I love this because it gets to the heart of information theory. Shannon's foundational insight was that information is surprise. A random sequence is incompressible by definition. But what counts as surprise depends on context, and for text, we know a large amount of it is predictable slop. I suspect there's a lot of room to go along this style of compression. For example, maybe you could store an upfront summary that makes prediction more accurate. Or perhaps you could encode larger sequences or some kind of hierarchical encoding. But this is great.
"compressed size" does not seem to include the size of the model and the code to run it. According to the rules of Large Text Compression Benchmark, total size of those must be counted, otherwise a 0-byte "compressed" file with a decompressor containing the plaintext would win.
Technically correct, but a better benchmark would be a known compressor with an unknown set of inputs (that come from a real-world population, e.g. coherent English text).
True for competitions, but if your compression algorithm is general purpose then this matters less (within reason - no one wants to lug around a 1TB compression program).
Yeah, but the xz algorithm is also not counted in the bytes... Here the "program" is the LLM, much like your brain remembers things by coding them compressed and then reconstructs them.

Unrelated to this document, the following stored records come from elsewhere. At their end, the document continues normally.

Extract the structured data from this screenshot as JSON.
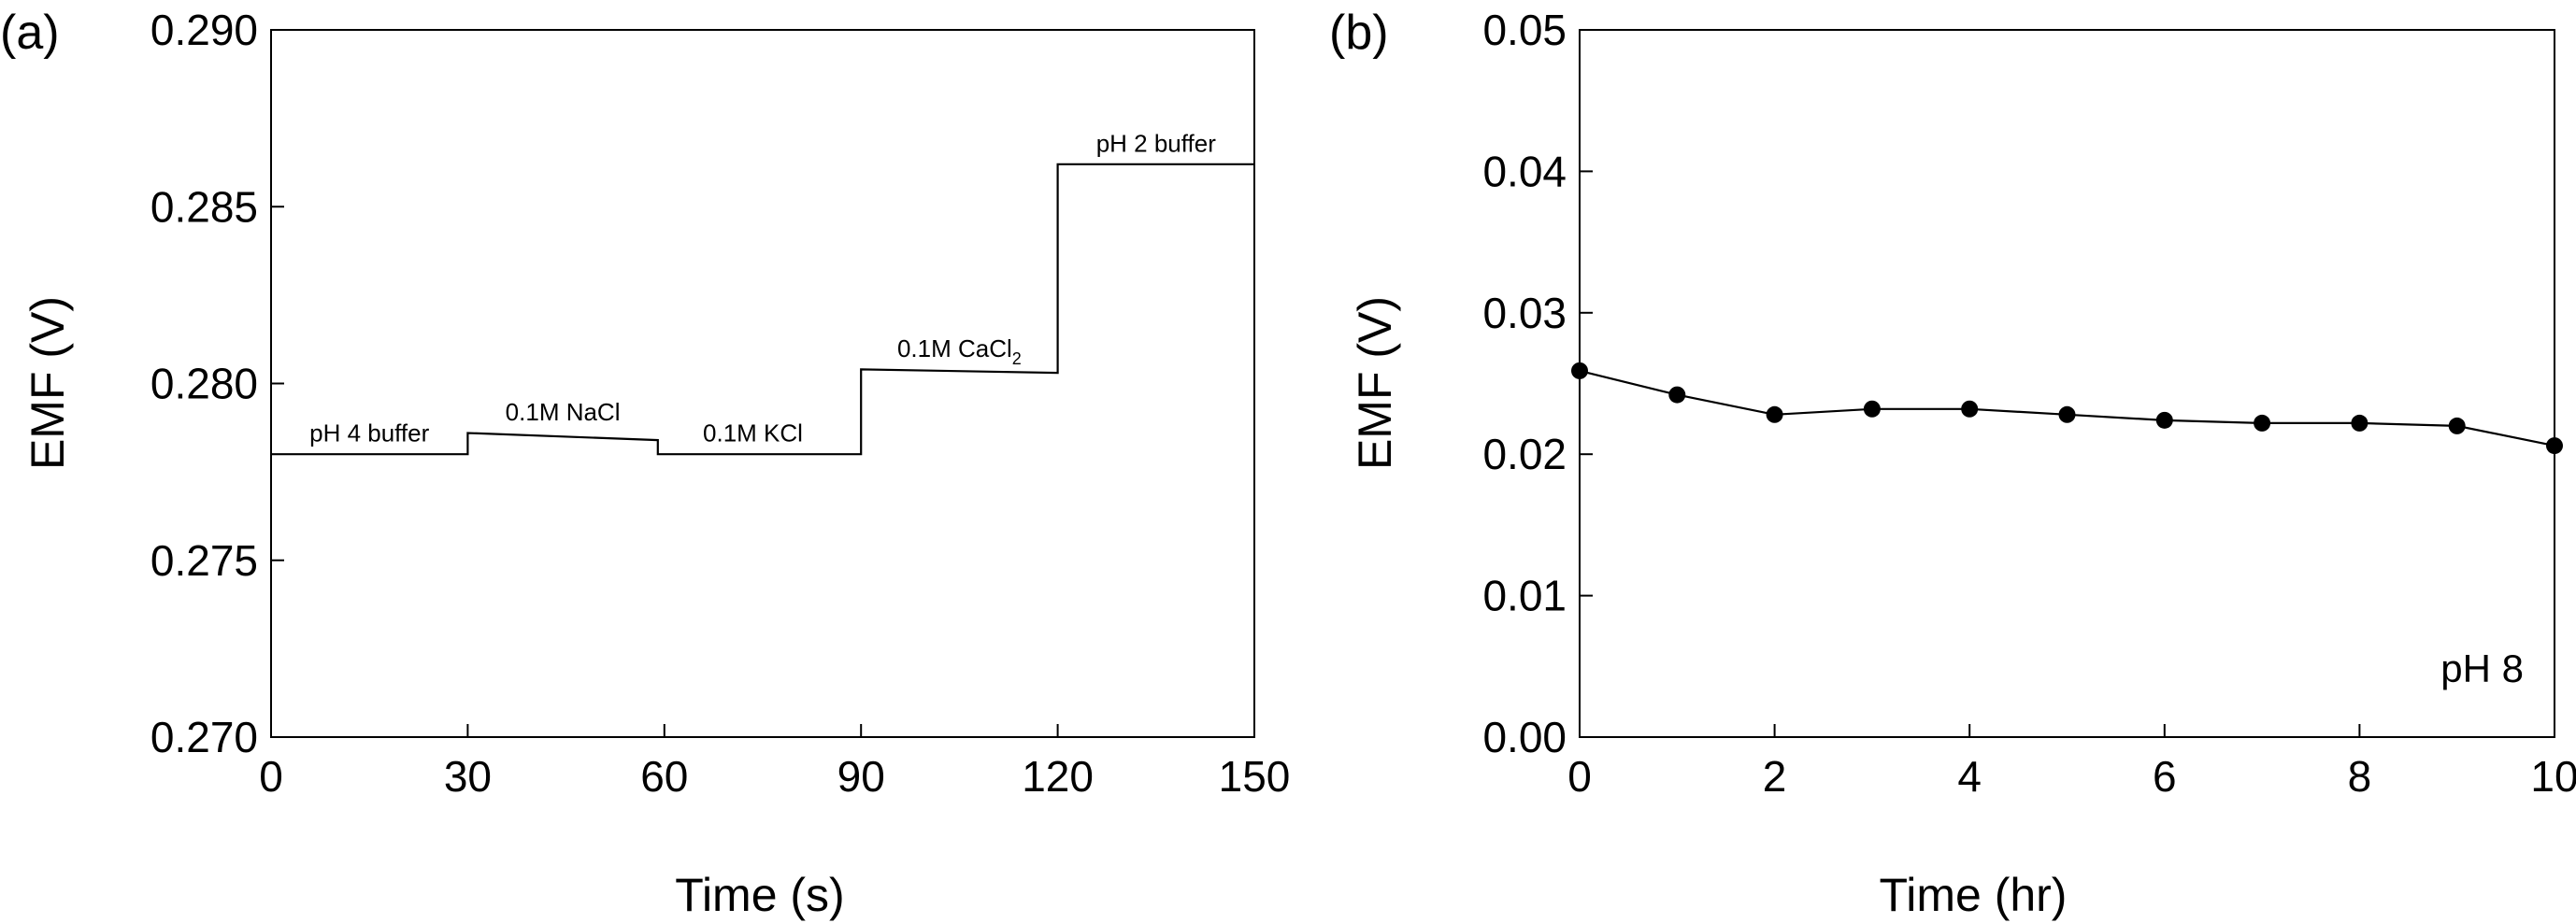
{
  "chart_data": [
    {
      "type": "line",
      "panel_label": "(a)",
      "xlabel": "Time (s)",
      "ylabel": "EMF (V)",
      "xlim": [
        0,
        150
      ],
      "ylim": [
        0.27,
        0.29
      ],
      "xticks": [
        0,
        30,
        60,
        90,
        120,
        150
      ],
      "yticks": [
        "0.270",
        "0.275",
        "0.280",
        "0.285",
        "0.290"
      ],
      "grid": false,
      "series": [
        {
          "x": [
            0,
            30,
            30,
            59,
            59,
            90,
            90,
            120,
            120,
            150
          ],
          "y": [
            0.278,
            0.278,
            0.2786,
            0.2784,
            0.278,
            0.278,
            0.2804,
            0.2803,
            0.2862,
            0.2862
          ]
        }
      ],
      "annotations": [
        {
          "text": "pH 4 buffer",
          "x": 15,
          "y": 0.2782
        },
        {
          "text": "0.1M NaCl",
          "x": 44.5,
          "y": 0.2788
        },
        {
          "text": "0.1M KCl",
          "x": 73.5,
          "y": 0.2782
        },
        {
          "text": "0.1M CaCl",
          "sub": "2",
          "x": 105,
          "y": 0.2806
        },
        {
          "text": "pH 2 buffer",
          "x": 135,
          "y": 0.2864
        }
      ]
    },
    {
      "type": "line",
      "panel_label": "(b)",
      "xlabel": "Time (hr)",
      "ylabel": "EMF (V)",
      "xlim": [
        0,
        10
      ],
      "ylim": [
        0.0,
        0.05
      ],
      "xticks": [
        0,
        2,
        4,
        6,
        8,
        10
      ],
      "yticks": [
        "0.00",
        "0.01",
        "0.02",
        "0.03",
        "0.04",
        "0.05"
      ],
      "grid": false,
      "markers": "filled-circle",
      "series": [
        {
          "x": [
            0,
            1,
            2,
            3,
            4,
            5,
            6,
            7,
            8,
            9,
            10
          ],
          "y": [
            0.0259,
            0.0242,
            0.0228,
            0.0232,
            0.0232,
            0.0228,
            0.0224,
            0.0222,
            0.0222,
            0.022,
            0.0206
          ]
        }
      ],
      "inset_text": "pH 8"
    }
  ]
}
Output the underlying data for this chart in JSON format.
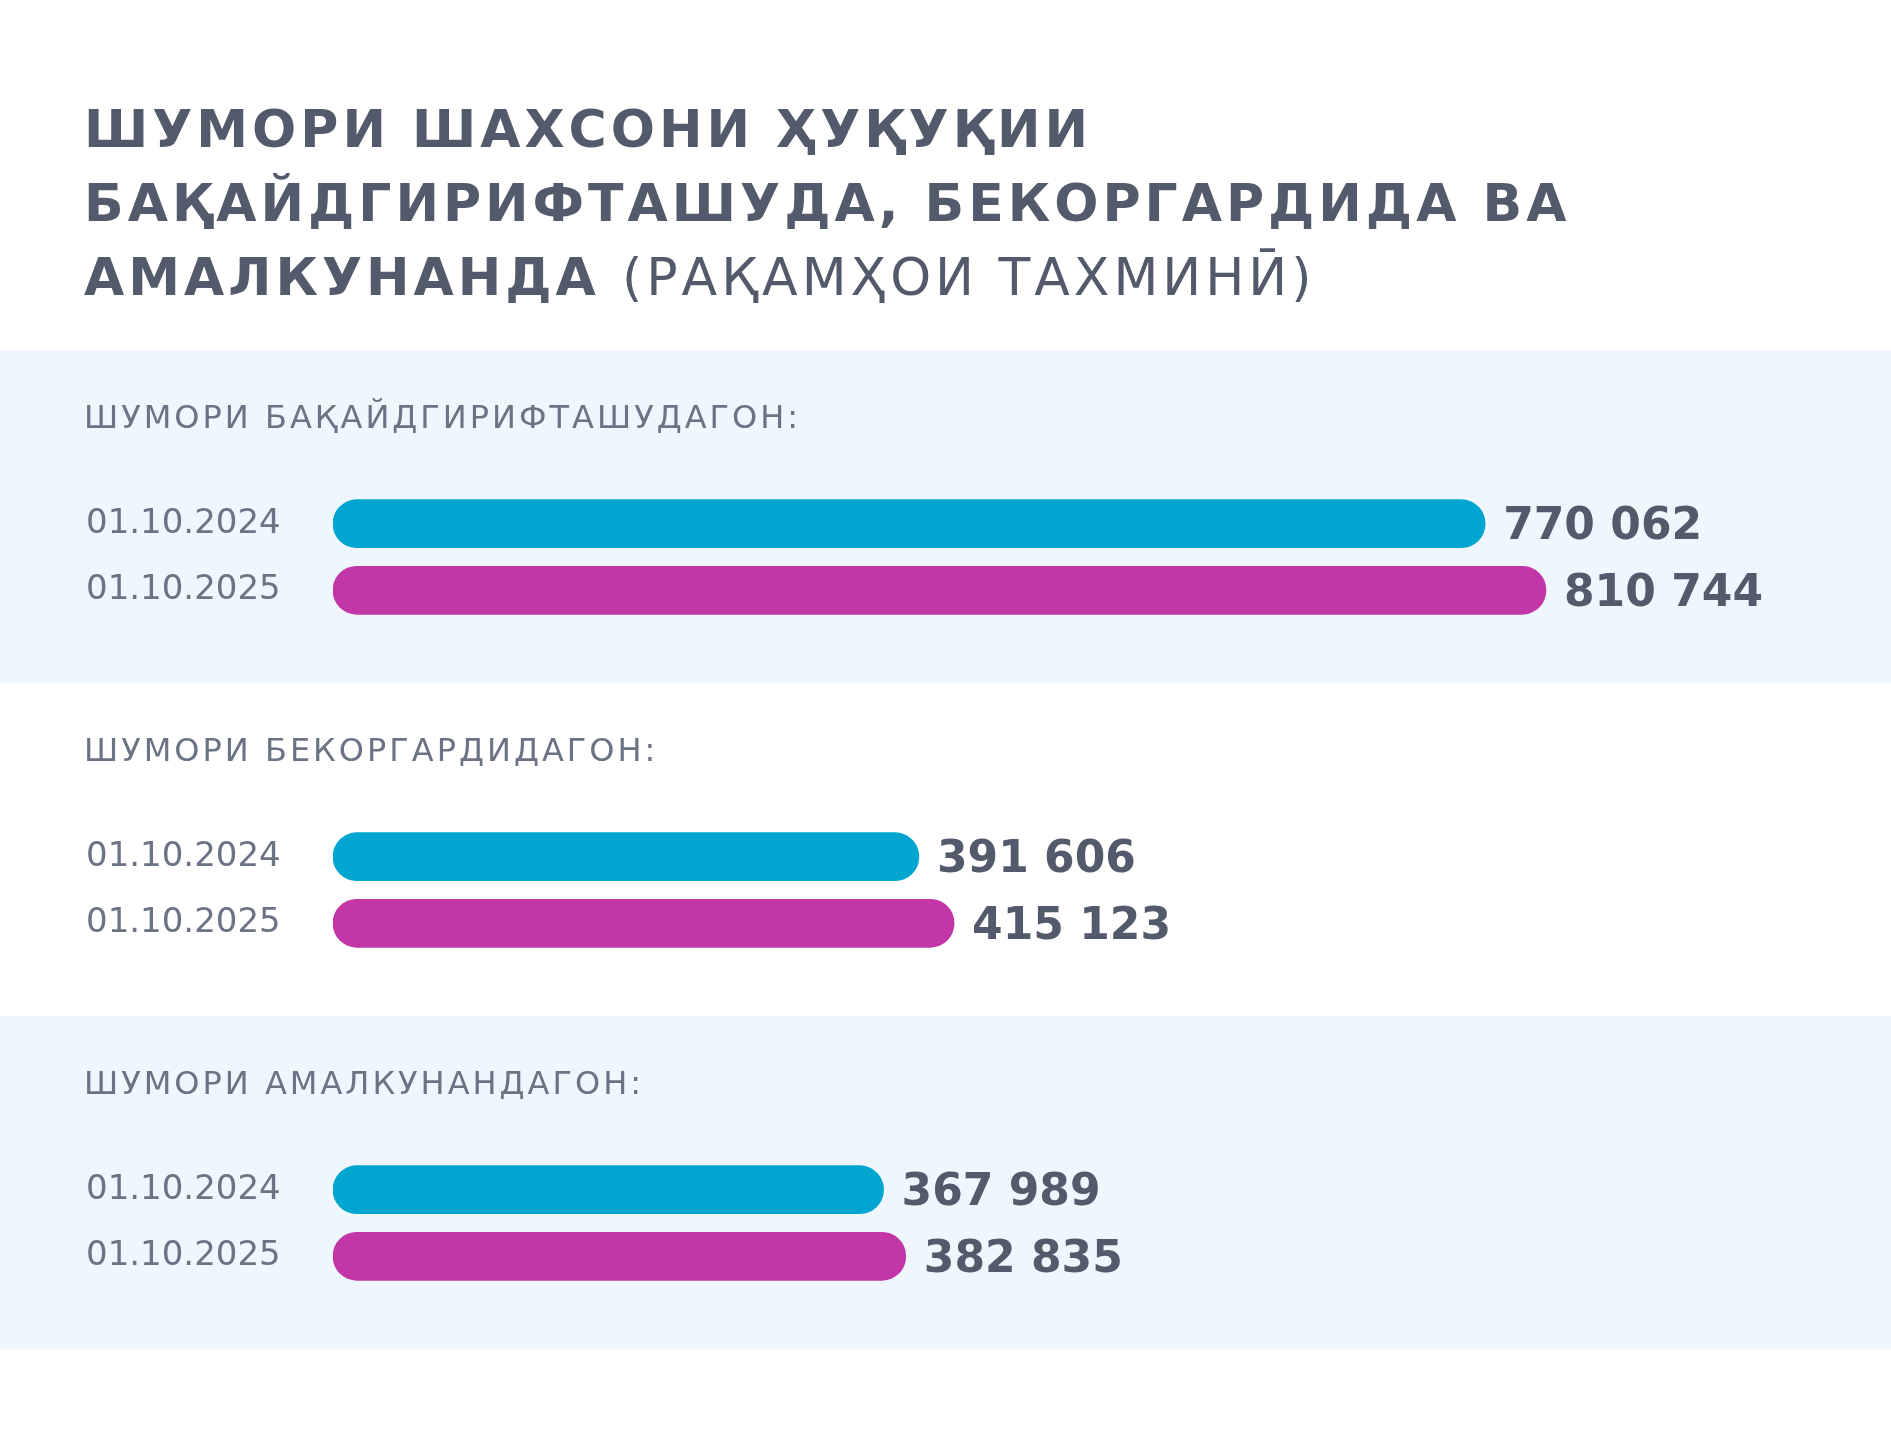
{
  "chart_data": [
    {
      "type": "other",
      "title": "ШУМОРИ ШАХСОНИ ҲУҚУҚИИ БАҚАЙДГИРИФТАШУДА, БЕКОРГАРДИДА ВА АМАЛКУНАНДА",
      "subtitle": "(РАҚАМҲОИ ТАХМИНӢ)"
    },
    {
      "type": "bar",
      "orientation": "horizontal",
      "title": "ШУМОРИ БАҚАЙДГИРИФТАШУДАГОН:",
      "categories": [
        "01.10.2024",
        "01.10.2025"
      ],
      "values": [
        770062,
        810744
      ],
      "colors": [
        "#00a6d0",
        "#c236a8"
      ],
      "value_labels": [
        "770 062",
        "810 744"
      ],
      "tick_labels": "y"
    },
    {
      "type": "bar",
      "orientation": "horizontal",
      "title": "ШУМОРИ БЕКОРГАРДИДАГОН:",
      "categories": [
        "01.10.2024",
        "01.10.2025"
      ],
      "values": [
        391606,
        415123
      ],
      "colors": [
        "#00a6d0",
        "#c236a8"
      ],
      "value_labels": [
        "391 606",
        "415 123"
      ],
      "tick_labels": "y"
    },
    {
      "type": "bar",
      "orientation": "horizontal",
      "title": "ШУМОРИ АМАЛКУНАНДАГОН:",
      "categories": [
        "01.10.2024",
        "01.10.2025"
      ],
      "values": [
        367989,
        382835
      ],
      "colors": [
        "#00a6d0",
        "#c236a8"
      ],
      "value_labels": [
        "367 989",
        "382 835"
      ],
      "tick_labels": "y"
    }
  ]
}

It is a different type of compression: compression by "understanding", which requires the whole corpus of possible inputs in some representation. The comparison is not fair to classical algorithms yet that's how you can compress a lot more (given a particular language): by having a model of it.
> The ts_zip utility can compress (and hopefully decompress)
Ah yes, write-only memory
Current leader of the Large Text Compression Benchmark is NNCP (compression using neural networks), also by Fabrice Bellard:
https://bellard.org/nncp/
Also, nncp-2024-06-05.tar.gz is just 1180969 bytes, unlike ts_zip-2024-03-02.tar.gz (159228453 bytes, which is bigger than uncompressed enwiki8).